Design of a novel optical overhead line monitoring sensor

This letter reports on the design of a novel optical overhead line (OHL) monitoring sensor for determining key mechanical line parameters in electrical power networks. The sensor employs fiber Bragg gratings (FBGs) that are inscribed in a metal-coated fiber and encapsulated in a Kovar capillary. The epoxy-free construction of the sensor ensures high-performance hermetic sealing of the FBGs making the proposed sag sensor suitable for monitoring standard low-temperature as well as high-temperature low-sag (HTLS) overhead line conductors. The sensor construction allows for direct measurements of the conductor strain and temperature of up to ±2000 μm/m (μstrain) and up to 450 °C, respectively, and indirect measurements of sag and other parameters such as tension force and stress in the conductor. The sensor design optimization is performed by means of the finite element analysis (FEA), allowing the expected strain transfer from the conductor to the strain sensor to be investigated theoretically.
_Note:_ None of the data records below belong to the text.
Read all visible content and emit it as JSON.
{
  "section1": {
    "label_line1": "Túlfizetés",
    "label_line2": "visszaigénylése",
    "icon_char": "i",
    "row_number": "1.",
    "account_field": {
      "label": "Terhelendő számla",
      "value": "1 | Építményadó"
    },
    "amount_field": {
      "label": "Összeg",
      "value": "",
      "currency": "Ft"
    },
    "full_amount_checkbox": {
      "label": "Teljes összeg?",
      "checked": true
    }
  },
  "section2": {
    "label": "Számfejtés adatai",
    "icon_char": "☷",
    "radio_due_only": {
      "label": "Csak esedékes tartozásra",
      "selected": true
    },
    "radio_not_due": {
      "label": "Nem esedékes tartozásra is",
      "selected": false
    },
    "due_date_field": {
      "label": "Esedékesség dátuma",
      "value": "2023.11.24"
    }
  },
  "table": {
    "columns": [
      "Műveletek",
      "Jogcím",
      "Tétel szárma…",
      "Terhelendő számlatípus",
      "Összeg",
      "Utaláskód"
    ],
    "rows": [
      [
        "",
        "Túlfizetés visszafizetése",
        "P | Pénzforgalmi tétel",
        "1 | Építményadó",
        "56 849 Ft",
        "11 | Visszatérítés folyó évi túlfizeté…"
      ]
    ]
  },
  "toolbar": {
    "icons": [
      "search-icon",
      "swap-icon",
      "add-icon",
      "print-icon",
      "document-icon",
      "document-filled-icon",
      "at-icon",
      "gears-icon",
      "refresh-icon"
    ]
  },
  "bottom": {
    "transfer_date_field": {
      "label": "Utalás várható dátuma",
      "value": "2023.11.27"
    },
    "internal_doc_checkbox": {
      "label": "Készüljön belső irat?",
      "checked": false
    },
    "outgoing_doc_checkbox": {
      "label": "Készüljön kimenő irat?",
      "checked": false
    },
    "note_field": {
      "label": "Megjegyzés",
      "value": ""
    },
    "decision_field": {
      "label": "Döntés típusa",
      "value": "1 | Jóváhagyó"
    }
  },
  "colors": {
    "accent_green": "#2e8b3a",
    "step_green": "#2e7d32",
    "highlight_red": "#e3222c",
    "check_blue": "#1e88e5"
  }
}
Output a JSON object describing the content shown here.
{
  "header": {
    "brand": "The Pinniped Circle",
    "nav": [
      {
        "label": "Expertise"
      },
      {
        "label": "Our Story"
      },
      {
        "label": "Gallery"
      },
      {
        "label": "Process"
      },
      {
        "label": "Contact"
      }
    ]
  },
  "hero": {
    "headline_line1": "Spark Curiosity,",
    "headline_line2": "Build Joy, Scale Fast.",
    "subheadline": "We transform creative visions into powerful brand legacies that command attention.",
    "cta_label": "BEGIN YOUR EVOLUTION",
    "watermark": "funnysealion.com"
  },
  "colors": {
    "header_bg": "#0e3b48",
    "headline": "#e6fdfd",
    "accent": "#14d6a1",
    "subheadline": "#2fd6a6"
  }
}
It is demonstrated that the proposed design of the sensor, with a simulated strain transfer of 52%, is suitable for providing sag measurements within the required ranges. The proposed sensor has the potential for multiplexing on a single optical fiber and thus can be used for the determination of OHL sag, temperature, and vibration over a wide-area power network, enabling precise dynamic line rating and condition monitoring functions.